I hoped there’d be snow soon; snow deep enough and soft enough for Smiler and Lou to gallop through, sprays of white crystals flying from their pounding hooves. Maybe it would snow later that day.
At the farm I jumped out of the car and headed for the barn at a run.
“Tell Granddad I’m out here,” I yelled back over my shoulder to my parents.
I unlatched the door and hurried past the row of placidly munching Jerseys. And
stopped short.
The horses’ stall stood empty. And clean. Pristinely clean. Hosed and scrubbed clean. A horrible sense of unreality swept over me. My uncle’s words resounded in my mind. I felt lightheaded, my stomach roiled. No! No! No!
“Smiler! Lou!” I yelled dashing to the rear door and flinging it open. The pasture with its frost-dead grass lay silent and empty…except for a shiny red tractor parked near the back of the barn.
“No!” My cry echoed its despair out across the field. “No!”
I heard the front door open. I turned to see Granddad coming inside. He seemed to have shrunken from his lofty six-foot-four-inch height, his broad shoulders stooped as he came slowly down the length of the barn toward me. As he drew near, I saw that his blue eyes were faded, their sparkle gone.
When he reached our bench he sat down heavily and looked up at me. His eyes filled with tears and so did mine. I sank down beside him and scrubbed them away with the backs of my mittens. He dug into his mackinaw pocket, pulled out two oranges and handed one to me.
I took it.
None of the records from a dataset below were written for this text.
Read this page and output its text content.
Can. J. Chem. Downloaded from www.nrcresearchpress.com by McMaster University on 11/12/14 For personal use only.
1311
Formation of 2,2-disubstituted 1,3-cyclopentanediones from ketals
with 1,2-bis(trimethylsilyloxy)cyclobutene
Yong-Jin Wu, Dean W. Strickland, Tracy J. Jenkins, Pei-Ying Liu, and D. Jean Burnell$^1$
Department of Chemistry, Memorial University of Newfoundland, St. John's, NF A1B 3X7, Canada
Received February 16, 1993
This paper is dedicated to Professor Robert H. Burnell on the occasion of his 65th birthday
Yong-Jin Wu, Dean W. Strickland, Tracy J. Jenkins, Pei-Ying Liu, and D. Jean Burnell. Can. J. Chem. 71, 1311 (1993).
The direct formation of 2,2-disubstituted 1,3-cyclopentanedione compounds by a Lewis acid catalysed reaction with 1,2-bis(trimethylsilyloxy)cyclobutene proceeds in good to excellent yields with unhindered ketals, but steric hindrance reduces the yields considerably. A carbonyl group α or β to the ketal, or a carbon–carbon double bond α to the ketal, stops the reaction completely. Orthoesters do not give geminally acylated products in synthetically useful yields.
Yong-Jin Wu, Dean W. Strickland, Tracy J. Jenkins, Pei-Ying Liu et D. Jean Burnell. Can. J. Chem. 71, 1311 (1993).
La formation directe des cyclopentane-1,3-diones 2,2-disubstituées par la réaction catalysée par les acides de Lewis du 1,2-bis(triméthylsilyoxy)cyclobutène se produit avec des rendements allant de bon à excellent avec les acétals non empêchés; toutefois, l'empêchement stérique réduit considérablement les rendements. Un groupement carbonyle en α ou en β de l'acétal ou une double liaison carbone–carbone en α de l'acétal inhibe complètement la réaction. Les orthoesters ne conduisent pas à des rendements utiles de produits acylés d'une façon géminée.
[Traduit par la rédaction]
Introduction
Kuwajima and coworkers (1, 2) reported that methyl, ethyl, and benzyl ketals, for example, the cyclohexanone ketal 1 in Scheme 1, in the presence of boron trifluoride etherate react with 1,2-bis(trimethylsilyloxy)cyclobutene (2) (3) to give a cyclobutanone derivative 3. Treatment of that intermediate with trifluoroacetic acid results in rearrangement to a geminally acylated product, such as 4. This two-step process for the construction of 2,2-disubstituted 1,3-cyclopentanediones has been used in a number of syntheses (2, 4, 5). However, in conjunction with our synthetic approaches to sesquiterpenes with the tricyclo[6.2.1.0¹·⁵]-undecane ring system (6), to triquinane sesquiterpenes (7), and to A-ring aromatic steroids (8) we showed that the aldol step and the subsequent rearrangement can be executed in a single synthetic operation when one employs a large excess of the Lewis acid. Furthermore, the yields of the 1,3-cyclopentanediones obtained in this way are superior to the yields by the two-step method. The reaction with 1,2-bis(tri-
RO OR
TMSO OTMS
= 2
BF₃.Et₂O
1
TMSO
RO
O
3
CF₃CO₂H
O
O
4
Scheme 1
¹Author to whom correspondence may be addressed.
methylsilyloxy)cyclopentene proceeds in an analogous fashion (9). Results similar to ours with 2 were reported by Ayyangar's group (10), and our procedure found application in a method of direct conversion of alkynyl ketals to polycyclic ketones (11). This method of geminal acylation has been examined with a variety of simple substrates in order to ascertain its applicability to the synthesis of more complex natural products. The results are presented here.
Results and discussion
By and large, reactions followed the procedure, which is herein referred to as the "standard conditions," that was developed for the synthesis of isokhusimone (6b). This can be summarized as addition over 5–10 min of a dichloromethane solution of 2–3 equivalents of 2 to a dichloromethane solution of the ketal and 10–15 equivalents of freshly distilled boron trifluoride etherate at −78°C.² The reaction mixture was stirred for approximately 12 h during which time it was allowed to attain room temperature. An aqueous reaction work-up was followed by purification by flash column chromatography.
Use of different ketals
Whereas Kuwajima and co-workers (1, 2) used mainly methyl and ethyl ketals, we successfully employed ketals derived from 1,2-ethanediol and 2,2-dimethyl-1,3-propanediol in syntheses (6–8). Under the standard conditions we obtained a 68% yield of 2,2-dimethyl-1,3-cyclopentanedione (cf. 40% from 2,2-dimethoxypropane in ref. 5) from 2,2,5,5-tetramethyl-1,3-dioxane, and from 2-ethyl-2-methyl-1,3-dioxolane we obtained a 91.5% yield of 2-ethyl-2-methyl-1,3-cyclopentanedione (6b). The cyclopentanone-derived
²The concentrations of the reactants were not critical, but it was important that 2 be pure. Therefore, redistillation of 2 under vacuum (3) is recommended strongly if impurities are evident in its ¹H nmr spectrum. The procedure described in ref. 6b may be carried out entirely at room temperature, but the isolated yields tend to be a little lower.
Holding the unpeeled fruit in our hands, we sat silently side by side and watched the first flakes of winter begin to obliterate the hoof prints churned into the earth outside the back door of the barn.
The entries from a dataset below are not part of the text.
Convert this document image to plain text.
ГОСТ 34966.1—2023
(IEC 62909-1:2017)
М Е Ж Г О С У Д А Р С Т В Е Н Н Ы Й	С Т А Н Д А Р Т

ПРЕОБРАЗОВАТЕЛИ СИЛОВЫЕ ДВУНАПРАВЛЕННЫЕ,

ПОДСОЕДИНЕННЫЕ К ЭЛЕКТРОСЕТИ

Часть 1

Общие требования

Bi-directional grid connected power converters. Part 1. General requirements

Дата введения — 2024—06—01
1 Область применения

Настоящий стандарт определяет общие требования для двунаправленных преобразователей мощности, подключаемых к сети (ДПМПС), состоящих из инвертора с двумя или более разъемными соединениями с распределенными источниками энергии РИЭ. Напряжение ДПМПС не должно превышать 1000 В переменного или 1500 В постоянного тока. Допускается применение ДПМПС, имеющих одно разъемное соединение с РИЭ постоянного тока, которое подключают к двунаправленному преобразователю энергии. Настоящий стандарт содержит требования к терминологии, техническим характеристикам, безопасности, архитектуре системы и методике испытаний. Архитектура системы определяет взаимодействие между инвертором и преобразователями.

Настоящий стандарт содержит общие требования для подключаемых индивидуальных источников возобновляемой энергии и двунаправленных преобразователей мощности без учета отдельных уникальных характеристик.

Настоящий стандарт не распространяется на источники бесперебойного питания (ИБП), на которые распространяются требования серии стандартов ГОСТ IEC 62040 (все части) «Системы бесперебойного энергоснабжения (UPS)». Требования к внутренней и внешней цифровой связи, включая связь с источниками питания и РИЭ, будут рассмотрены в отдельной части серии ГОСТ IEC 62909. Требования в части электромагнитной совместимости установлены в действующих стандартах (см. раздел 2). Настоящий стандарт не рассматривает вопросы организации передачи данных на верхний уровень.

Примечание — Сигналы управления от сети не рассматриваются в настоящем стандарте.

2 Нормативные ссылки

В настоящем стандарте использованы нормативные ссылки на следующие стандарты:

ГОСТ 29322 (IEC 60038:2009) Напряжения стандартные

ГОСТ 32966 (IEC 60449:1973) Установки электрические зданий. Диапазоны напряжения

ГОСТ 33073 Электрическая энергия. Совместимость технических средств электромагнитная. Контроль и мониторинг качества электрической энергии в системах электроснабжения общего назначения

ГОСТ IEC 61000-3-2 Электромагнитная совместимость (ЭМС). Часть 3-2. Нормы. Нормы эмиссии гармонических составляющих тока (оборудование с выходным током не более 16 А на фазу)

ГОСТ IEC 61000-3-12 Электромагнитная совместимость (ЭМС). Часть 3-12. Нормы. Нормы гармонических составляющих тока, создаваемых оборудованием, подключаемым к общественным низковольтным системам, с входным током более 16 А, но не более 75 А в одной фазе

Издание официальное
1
I didn’t realize it at the time, my pain being too deep and acute, but in later years I’d recognize the wonderful memories those days with Granddad had made, the hours spent in companionable silence, the sharing of beauty and freedom that spoke louder than words and would forever help me find the beauty of Christmas in my heart.
Granddad and His Dog
The special bond Granddad and I had didn’t end with the loss of the horses. I continued to visit him and share what sometimes amounted to mostly silent but nevertheless important moments together.
One snowy Christmas Eve shortly after Granddad had found himself alone in the big, white farm house on the hill, I discovered him leaning on the mailbox post by the gate. Gram had died many years previous and one by one his children and grandchildren had drifted away. Buster, his Collie/St. Bernard mix stood by his side, his head drooping. Were they remembering fuller, happier times I wondered as I stopped my car beside the old man in the dipper cap and plaid mackinaw.